Background Renal cell carcinoma (RCC) comprises five major molecular and histological subtypes. The Birt–Hogg–Dubé (BHD) syndrome is a hereditary human cancer syndrome that predisposes affected individuals to develop renal carcinoma of nearly all subtypes, in addition to benign fibrofolliculomas, and pulmonary and renal cysts. BHD is caused by loss-of-function mutations in the folliculin (FLCN) protein. The molecular function of FLCN is still largely unknown; opposite and conflicting evidence of the role of FLCN in mammalian target of rapamycin signalling/phosphorylated ribosomal protein S6 (p-S6) activation had recently been reported.

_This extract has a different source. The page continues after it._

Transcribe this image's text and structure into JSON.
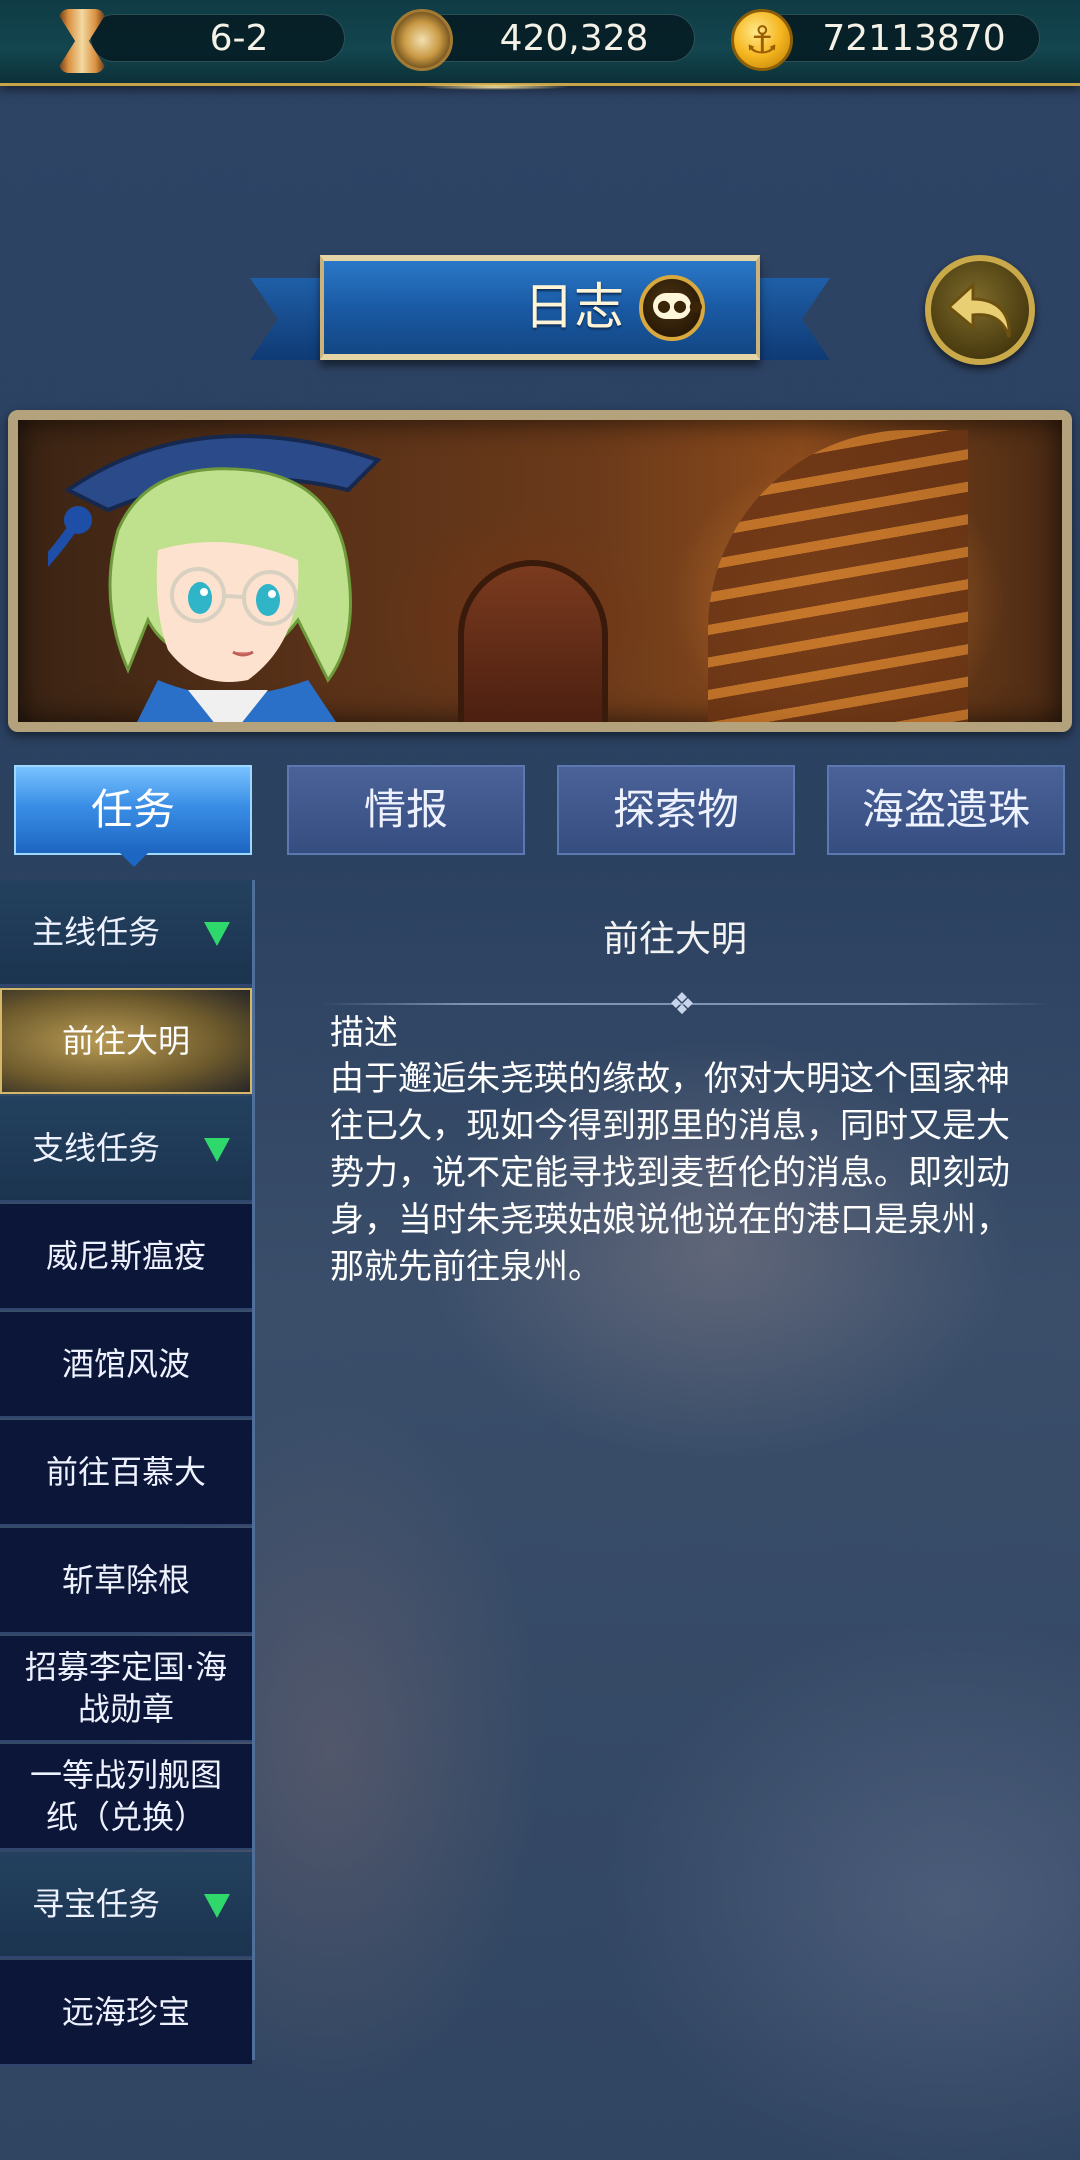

Results and Methods Here, the expression pattern of murine Flcn was described, and it was observed that homozygous disruption of Flcn results in embryonic lethality early during development. Importantly, heterozygous animals manifest early preneoplastic kidney lesions, devoid of Flcn expression, that progress towards malignancy, including cystopapillary adenomas. A bona fide tumour suppressor activity of FLCN was confirmed by nude mouse xenograft assays of two human RCC cell lines with either diminished or re-expressed FLCN. It was observed that loss of FLCN expression leads to context-dependent effects on S6 activation. Indeed, solid tumours and normal kidneys show decreased p-S6 upon diminished FLCN expression. Conversely, p-S6 is found to be elevated or absent in FLCN-negative renal cysts.

Conclusion In accordance with clinical data showing distinct renal malignancies arising in BHD patients, in this study FLCN is shown as a general tumour suppressor in the kidney.